Ese gobierno también estaría conformado por ministros afines a Micheletti, de acuerdo con la propuesta presentada por el presidente costarricense antes de que las delegaciones de Micheletti y Zelaya comiencen mañana la segunda ronda del proceso de mediación para tratar de encontrar una solución a la crisis en Honduras.

El depuesto presidente sostuvo que nunca dará un “cheque en blanco a los golpistas” y sería una “aberración” conceder ministerios a personas afines a Micheletti, por lo que consideró que la propuesta de Arias, premio Nobel de la Paz 1987, “no está siendo bien interpretada”.

Reiteró que los “golpistas” deben estar frente a los tribunales de justicia del mundo y no “premiados” con cargos. “Mañana esperamos que después de las primeras 24 horas que pidió el mediador (Óscar Arias), después de las siguientes 48 horas, 72 horas y ahora más de 200 horas, más de diez días de estar en espera, den una señal”, señaló Zelaya.

Reafirmó que su única petición en ese proceso de diálogo es que los “golpistas” cumplan las resoluciones de la Organización de Estados Americanos (OEA) y de las Naciones Unidas que ordenan su inmediata restitución en la Presidencia. “Hasta el momento no ha habido ningún solo gesto de ellos, en el sentido que se van a someter a esa resolución”, acotó.

El derrocado gobernante espera que los “golpistas” den “un mensaje”, si no, reafirmó, considerará que, “en este momento”, el proceso de diálogo “está fracasado”. Y puntualizó: “Tener una puerta abierta siempre será un régimen de concesión nuestro hacia una posibilidad de buscar soluciones a nuestro problema como hondureños”.
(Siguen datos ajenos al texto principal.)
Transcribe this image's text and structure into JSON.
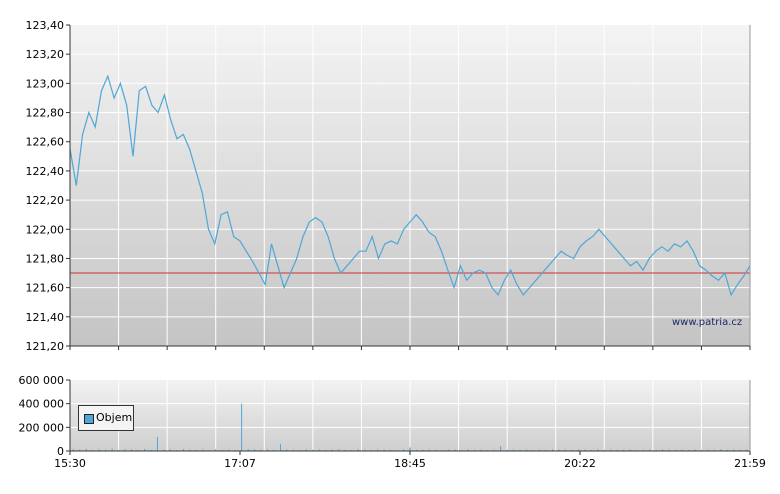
{
  "chart_data": [
    {
      "type": "line",
      "title": "",
      "xlabel": "",
      "ylabel": "",
      "ylim": [
        121.2,
        123.4
      ],
      "y_ticks": [
        "123,40",
        "123,20",
        "123,00",
        "122,80",
        "122,60",
        "122,40",
        "122,20",
        "122,00",
        "121,80",
        "121,60",
        "121,40",
        "121,20"
      ],
      "reference_line": 121.7,
      "grid": true,
      "series": [
        {
          "color": "#4fa7d6",
          "reference_color": "#cc3333",
          "points": [
            [
              0,
              122.55
            ],
            [
              1,
              122.3
            ],
            [
              2,
              122.65
            ],
            [
              3,
              122.8
            ],
            [
              4,
              122.7
            ],
            [
              5,
              122.95
            ],
            [
              6,
              123.05
            ],
            [
              7,
              122.9
            ],
            [
              8,
              123.0
            ],
            [
              9,
              122.85
            ],
            [
              10,
              122.5
            ],
            [
              11,
              122.95
            ],
            [
              12,
              122.98
            ],
            [
              13,
              122.85
            ],
            [
              14,
              122.8
            ],
            [
              15,
              122.92
            ],
            [
              16,
              122.75
            ],
            [
              17,
              122.62
            ],
            [
              18,
              122.65
            ],
            [
              19,
              122.55
            ],
            [
              20,
              122.4
            ],
            [
              21,
              122.25
            ],
            [
              22,
              122.0
            ],
            [
              23,
              121.9
            ],
            [
              24,
              122.1
            ],
            [
              25,
              122.12
            ],
            [
              26,
              121.95
            ],
            [
              27,
              121.92
            ],
            [
              28,
              121.85
            ],
            [
              29,
              121.78
            ],
            [
              30,
              121.7
            ],
            [
              31,
              121.62
            ],
            [
              32,
              121.9
            ],
            [
              33,
              121.75
            ],
            [
              34,
              121.6
            ],
            [
              35,
              121.7
            ],
            [
              36,
              121.8
            ],
            [
              37,
              121.95
            ],
            [
              38,
              122.05
            ],
            [
              39,
              122.08
            ],
            [
              40,
              122.05
            ],
            [
              41,
              121.95
            ],
            [
              42,
              121.8
            ],
            [
              43,
              121.7
            ],
            [
              44,
              121.75
            ],
            [
              45,
              121.8
            ],
            [
              46,
              121.85
            ],
            [
              47,
              121.85
            ],
            [
              48,
              121.95
            ],
            [
              49,
              121.8
            ],
            [
              50,
              121.9
            ],
            [
              51,
              121.92
            ],
            [
              52,
              121.9
            ],
            [
              53,
              122.0
            ],
            [
              54,
              122.05
            ],
            [
              55,
              122.1
            ],
            [
              56,
              122.05
            ],
            [
              57,
              121.98
            ],
            [
              58,
              121.95
            ],
            [
              59,
              121.85
            ],
            [
              60,
              121.72
            ],
            [
              61,
              121.6
            ],
            [
              62,
              121.75
            ],
            [
              63,
              121.65
            ],
            [
              64,
              121.7
            ],
            [
              65,
              121.72
            ],
            [
              66,
              121.7
            ],
            [
              67,
              121.6
            ],
            [
              68,
              121.55
            ],
            [
              69,
              121.65
            ],
            [
              70,
              121.72
            ],
            [
              71,
              121.62
            ],
            [
              72,
              121.55
            ],
            [
              73,
              121.6
            ],
            [
              74,
              121.65
            ],
            [
              75,
              121.7
            ],
            [
              76,
              121.75
            ],
            [
              77,
              121.8
            ],
            [
              78,
              121.85
            ],
            [
              79,
              121.82
            ],
            [
              80,
              121.8
            ],
            [
              81,
              121.88
            ],
            [
              82,
              121.92
            ],
            [
              83,
              121.95
            ],
            [
              84,
              122.0
            ],
            [
              85,
              121.95
            ],
            [
              86,
              121.9
            ],
            [
              87,
              121.85
            ],
            [
              88,
              121.8
            ],
            [
              89,
              121.75
            ],
            [
              90,
              121.78
            ],
            [
              91,
              121.72
            ],
            [
              92,
              121.8
            ],
            [
              93,
              121.85
            ],
            [
              94,
              121.88
            ],
            [
              95,
              121.85
            ],
            [
              96,
              121.9
            ],
            [
              97,
              121.88
            ],
            [
              98,
              121.92
            ],
            [
              99,
              121.85
            ],
            [
              100,
              121.75
            ],
            [
              101,
              121.72
            ],
            [
              102,
              121.68
            ],
            [
              103,
              121.65
            ],
            [
              104,
              121.7
            ],
            [
              105,
              121.55
            ],
            [
              106,
              121.62
            ],
            [
              107,
              121.68
            ],
            [
              108,
              121.75
            ]
          ]
        }
      ]
    },
    {
      "type": "bar",
      "title": "",
      "xlabel": "",
      "ylabel": "",
      "ylim": [
        0,
        600000
      ],
      "y_ticks": [
        "600 000",
        "400 000",
        "200 000",
        "0"
      ],
      "x_ticks": [
        "15:30",
        "17:07",
        "18:45",
        "20:22",
        "21:59"
      ],
      "grid": true,
      "legend": "top-left",
      "series": [
        {
          "name": "Objem",
          "color": "#4fa7d6",
          "values": [
            15000,
            12000,
            18000,
            9000,
            14000,
            11000,
            20000,
            8000,
            16000,
            13000,
            10000,
            17000,
            9000,
            120000,
            12000,
            14000,
            8000,
            15000,
            11000,
            9000,
            13000,
            7000,
            16000,
            10000,
            12000,
            9000,
            400000,
            15000,
            14000,
            11000,
            13000,
            9000,
            60000,
            12000,
            10000,
            8000,
            14000,
            11000,
            13000,
            9000,
            12000,
            16000,
            10000,
            8000,
            15000,
            11000,
            9000,
            13000,
            12000,
            10000,
            7000,
            14000,
            30000,
            11000,
            9000,
            12000,
            10000,
            8000,
            13000,
            11000,
            9000,
            14000,
            10000,
            12000,
            8000,
            11000,
            40000,
            9000,
            13000,
            10000,
            12000,
            8000,
            11000,
            9000,
            14000,
            10000,
            12000,
            9000,
            13000,
            11000,
            8000,
            15000,
            10000,
            12000,
            9000,
            11000,
            13000,
            8000,
            10000,
            12000,
            9000,
            14000,
            11000,
            10000,
            12000,
            8000,
            13000,
            9000,
            11000,
            10000,
            15000,
            9000,
            12000,
            10000,
            11000
          ]
        }
      ]
    }
  ],
  "watermark": "www.patria.cz"
}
Zelaya defendió también el apoyo de “solidaridad expresa, no de fuerzas, ni de armas” dado por el gobernante venezolano, Hugo Chávez, al igual que por otros mandatarios de la región. También defendió a la administración estadounidense de Barack Obama, que, dijo, “se ha comportado como debe comportarse” tras el golpe de Estado que sufrió el pasado 28 de junio. No obstante, observó que los “sectores más oscuros” de Estados Unidos sí están apoyando al “gobierno ilegítimo de Honduras”.